Osama al-Juwaili, the security man
He was entrusted with carrying out the “Volcano of Rage Operation” which defended Tripoli. Prior to the 2011 revolution, Commander Osama al-Juwaili had been an instructor at Tripoli’s military academy. Like Bashagha, he married the revolutionary cause early on when he brought Zintan, his hometown, into the revolution, becoming head of Zintan’s military council. After that, he served as defence minister for about a year.
The commander of the Tripolitania forces was successful in uniting, at least for a certain time, the various and at times hostile Tripolitania militias to push Haftar’s forces back. “He isn’t viewed as someone who harbours political ambitions. He’s a figure of consensus and respected enough to stabilise Tripolitania and maintain the balance between the various factions in western Libya. Despite ethnic rivalries, the Berbers, for instance, agree to work with him because he’s a revolutionary figure in their minds,” says Gomati.

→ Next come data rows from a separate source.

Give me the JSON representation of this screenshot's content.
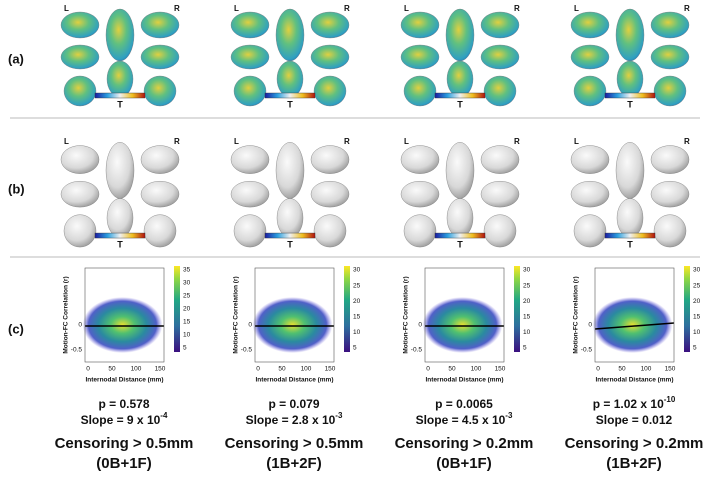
{
  "row_labels": [
    "(a)",
    "(b)",
    "(c)"
  ],
  "panels": [
    {
      "maps": [
        {
          "left": "L",
          "right": "R",
          "bar": "T"
        },
        {
          "left": "L",
          "right": "R",
          "bar": "T"
        }
      ],
      "scatter": {
        "y_label": "Motion-FC Correlation (r)",
        "x_label": "Internodal Distance (mm)",
        "x_ticks": [
          "0",
          "50",
          "100",
          "150"
        ],
        "y_ticks": [
          "0",
          "-0.5"
        ],
        "colorbar_ticks": [
          "35",
          "30",
          "25",
          "20",
          "15",
          "10",
          "5"
        ]
      },
      "p": {
        "text": "p = 0.578"
      },
      "slope": {
        "text": "Slope = 9 x 10",
        "exp": "-4"
      },
      "title": "Censoring > 0.5mm",
      "subtitle": "(0B+1F)"
    },
    {
      "maps": [
        {
          "left": "L",
          "right": "R",
          "bar": "T"
        },
        {
          "left": "L",
          "right": "R",
          "bar": "T"
        }
      ],
      "scatter": {
        "y_label": "Motion-FC Correlation (r)",
        "x_label": "Internodal Distance (mm)",
        "x_ticks": [
          "0",
          "50",
          "100",
          "150"
        ],
        "y_ticks": [
          "0",
          "-0.5"
        ],
        "colorbar_ticks": [
          "30",
          "25",
          "20",
          "15",
          "10",
          "5"
        ]
      },
      "p": {
        "text": "p = 0.079"
      },
      "slope": {
        "text": "Slope = 2.8 x 10",
        "exp": "-3"
      },
      "title": "Censoring > 0.5mm",
      "subtitle": "(1B+2F)"
    },
    {
      "maps": [
        {
          "left": "L",
          "right": "R",
          "bar": "T"
        },
        {
          "left": "L",
          "right": "R",
          "bar": "T"
        }
      ],
      "scatter": {
        "y_label": "Motion-FC Correlation (r)",
        "x_label": "Internodal Distance (mm)",
        "x_ticks": [
          "0",
          "50",
          "100",
          "150"
        ],
        "y_ticks": [
          "0",
          "-0.5"
        ],
        "colorbar_ticks": [
          "30",
          "25",
          "20",
          "15",
          "10",
          "5"
        ]
      },
      "p": {
        "text": "p = 0.0065"
      },
      "slope": {
        "text": "Slope = 4.5 x 10",
        "exp": "-3"
      },
      "title": "Censoring > 0.2mm",
      "subtitle": "(0B+1F)"
    },
    {
      "maps": [
        {
          "left": "L",
          "right": "R",
          "bar": "T"
        },
        {
          "left": "L",
          "right": "R",
          "bar": "T"
        }
      ],
      "scatter": {
        "y_label": "Motion-FC Correlation (r)",
        "x_label": "Internodal Distance (mm)",
        "x_ticks": [
          "0",
          "50",
          "100",
          "150"
        ],
        "y_ticks": [
          "0",
          "-0.5"
        ],
        "colorbar_ticks": [
          "30",
          "25",
          "20",
          "15",
          "10",
          "5"
        ]
      },
      "p": {
        "text": "p = 1.02 x 10",
        "exp": "-10"
      },
      "slope": {
        "text": "Slope = 0.012"
      },
      "title": "Censoring > 0.2mm",
      "subtitle": "(1B+2F)"
    }
  ]
}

Ahmed Maiteeq, the businessman
The deputy prime minister of the GNA embodies the “constructive” face of his camp, encouraging negotiations rather than confrontation to recover Sirte. Maiteeq is also from Misrata “but grew up in Tripoli”, says Gomati. Well regarded by Moscow, he was sent to the Russian capital on 3 June, while Sarraj went to Ankara.
“The Tripoli government is now convinced that Russia is a very important partner for establishing stability in Libya. In the coming days, we will see a sharp decrease in military escalation thanks to Russian diplomacy,” Maiteeq told the Russian state-run RIA Novosti news agency.
The businessman’s remarks stirred up a certain amount of hostility within the GNA, where his swift willingness to negotiate comes across badly. According to Gomati, “He doesn’t represent a significant bloc of voters, he’s trying to be an ally of economic development and the business class.” In spite of his lack of popularity, he could continue to be at the forefront of the regime if the political process moves forward.